Step 1, the double beams of the frontal beam B and the frontal beam C are assembled and welded by four rectangular steel plates. The welded end of the column A is pre-cut with an arc surface with the same radian as the round steel column A, so as to facilitate the welding of the forehead beam B and the front beam C to the side of the round steel column.

Step 2: First, weld the horizontal plate on the bottom surface of the forehead beam B (lower beam) shown in Figure 1 to the inner surface of the beam bottom, and then weld the two sides of the beam to both sides of the bottom surface of the beam to form a U-shaped steel beam model.

Step 3, welding the internal ribs to the horizontal plate at the bottom of the beam, and welding the contact parts with the two sides of the beam. The second inner stiffener 2 and the third inner stiffener 3 are welded to both ends of the beam, the third inner stiffener 3 is welded to the support 8, the position is shown in Figure 1, the second inner stiffener 2 and the third inner stiffener The plate 3 is welded in contact with the sides and bottom of the beam.

Step 4: Weld the upper and lower surfaces of the beam to the steel beam to complete the final model of the steel beam B (lower beam). Weld the finished forehead steel beam B to the round steel column A, as shown in Figure 1 and Figure 2.

Step 5, the method of frontal beam C is the same as that of frontal beam B, only the first inner stiffener 1 is welded inside the outer end of frontal beam C, as shown in Figure 1, and other steps follow the method of frontal beam B.

3. Installation of viscous fluid damper

Step 1, as shown in Figure 1, the lower support 10 is welded on the round steel column A, and the upper support 8 is welded to the bottom surface of the forehead beam B (lower beam).

Step 2, as shown in Fig. 1, install the viscous fluid damper 9 on the upper and lower supports (8, 10) by bolts, and pay attention that the up and down direction of the viscous fluid damper 9 cannot be reversed.
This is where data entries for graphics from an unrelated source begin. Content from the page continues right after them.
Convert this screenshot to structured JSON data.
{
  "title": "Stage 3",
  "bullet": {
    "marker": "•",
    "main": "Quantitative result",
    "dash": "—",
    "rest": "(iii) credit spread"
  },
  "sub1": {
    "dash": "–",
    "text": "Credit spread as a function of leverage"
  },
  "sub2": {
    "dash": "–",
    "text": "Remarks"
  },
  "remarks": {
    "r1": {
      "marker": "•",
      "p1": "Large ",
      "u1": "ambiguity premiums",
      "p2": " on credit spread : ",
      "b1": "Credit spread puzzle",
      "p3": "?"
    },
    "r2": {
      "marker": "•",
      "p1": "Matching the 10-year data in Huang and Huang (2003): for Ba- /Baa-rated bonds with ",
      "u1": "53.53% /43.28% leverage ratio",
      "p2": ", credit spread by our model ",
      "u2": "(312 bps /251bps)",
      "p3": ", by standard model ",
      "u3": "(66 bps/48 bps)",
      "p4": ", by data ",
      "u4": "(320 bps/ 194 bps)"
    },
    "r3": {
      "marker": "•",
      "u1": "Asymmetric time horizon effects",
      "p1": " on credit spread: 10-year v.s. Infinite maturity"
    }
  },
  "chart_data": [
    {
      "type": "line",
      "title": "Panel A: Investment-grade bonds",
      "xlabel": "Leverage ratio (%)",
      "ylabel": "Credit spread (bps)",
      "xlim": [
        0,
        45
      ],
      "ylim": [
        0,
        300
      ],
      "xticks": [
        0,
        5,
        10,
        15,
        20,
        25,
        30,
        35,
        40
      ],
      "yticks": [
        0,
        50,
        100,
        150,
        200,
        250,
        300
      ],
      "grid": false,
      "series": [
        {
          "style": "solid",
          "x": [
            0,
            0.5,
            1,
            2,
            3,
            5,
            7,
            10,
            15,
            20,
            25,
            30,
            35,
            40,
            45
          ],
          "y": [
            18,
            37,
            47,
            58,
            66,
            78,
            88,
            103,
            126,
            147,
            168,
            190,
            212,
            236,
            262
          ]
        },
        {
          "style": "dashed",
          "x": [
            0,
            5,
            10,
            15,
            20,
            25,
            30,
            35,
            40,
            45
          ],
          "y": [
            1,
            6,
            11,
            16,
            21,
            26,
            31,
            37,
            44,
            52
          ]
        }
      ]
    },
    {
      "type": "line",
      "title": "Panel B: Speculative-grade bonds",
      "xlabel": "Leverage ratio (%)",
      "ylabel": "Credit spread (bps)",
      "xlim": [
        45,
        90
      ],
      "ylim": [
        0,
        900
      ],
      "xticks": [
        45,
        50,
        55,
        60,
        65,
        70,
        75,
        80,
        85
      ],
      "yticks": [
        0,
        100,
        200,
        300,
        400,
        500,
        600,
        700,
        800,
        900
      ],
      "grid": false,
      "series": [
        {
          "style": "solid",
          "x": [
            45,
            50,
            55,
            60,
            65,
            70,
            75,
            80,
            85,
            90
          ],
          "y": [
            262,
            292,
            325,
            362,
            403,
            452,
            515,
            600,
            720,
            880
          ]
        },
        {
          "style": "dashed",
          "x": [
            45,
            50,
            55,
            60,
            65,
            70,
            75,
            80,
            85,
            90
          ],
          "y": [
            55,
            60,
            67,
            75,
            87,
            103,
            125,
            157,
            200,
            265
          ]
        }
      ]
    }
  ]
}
The viscous fluid dampers 9 on both sides of the round steel column A are arranged in the same way.

Claims (3)

1. A double-beam-column shock-absorbing node of a steel structure ancient building with a viscous fluid damper, including a round steel column (A), a double-beam column composed of a front beam (B) and a frontal beam (C) The node is characterized in that a square-section steel pipe short column (D) is also arranged on the top of the round steel column (A), and the square-section steel pipe short column (D) passes through the top of the round steel column (A) for reinforcement The ring (7) extends into the column top of the round steel column (A), and the inner stiffening plate ( 6), wherein, the inner stiffener (6) under the round steel column (A) is connected with the lower support (10), and there are first inner stiffeners (1) at both ends of the forehead beam (B), and The two ends of the beam (C) have a second inner stiffener (2) and a third inner stiffener (3), wherein the third inner stiffener (3) is connected to an upper support (8), through which the lower support ( 10) A viscous fluid damper (9) is connected to the upper support (8). 2. the steel structure ancient building double-beam-column damping joint of viscous fluid damper attached as claimed in claim 1, is characterized in that, vertical stiffener ( 5). 3. The steel structure ancient building double-beam-column damping node with viscous fluid damper attached as claimed in claim 1, characterized in that, there is a fifth inner stiffener on the top of the short column (D) of the square-section steel pipe (11).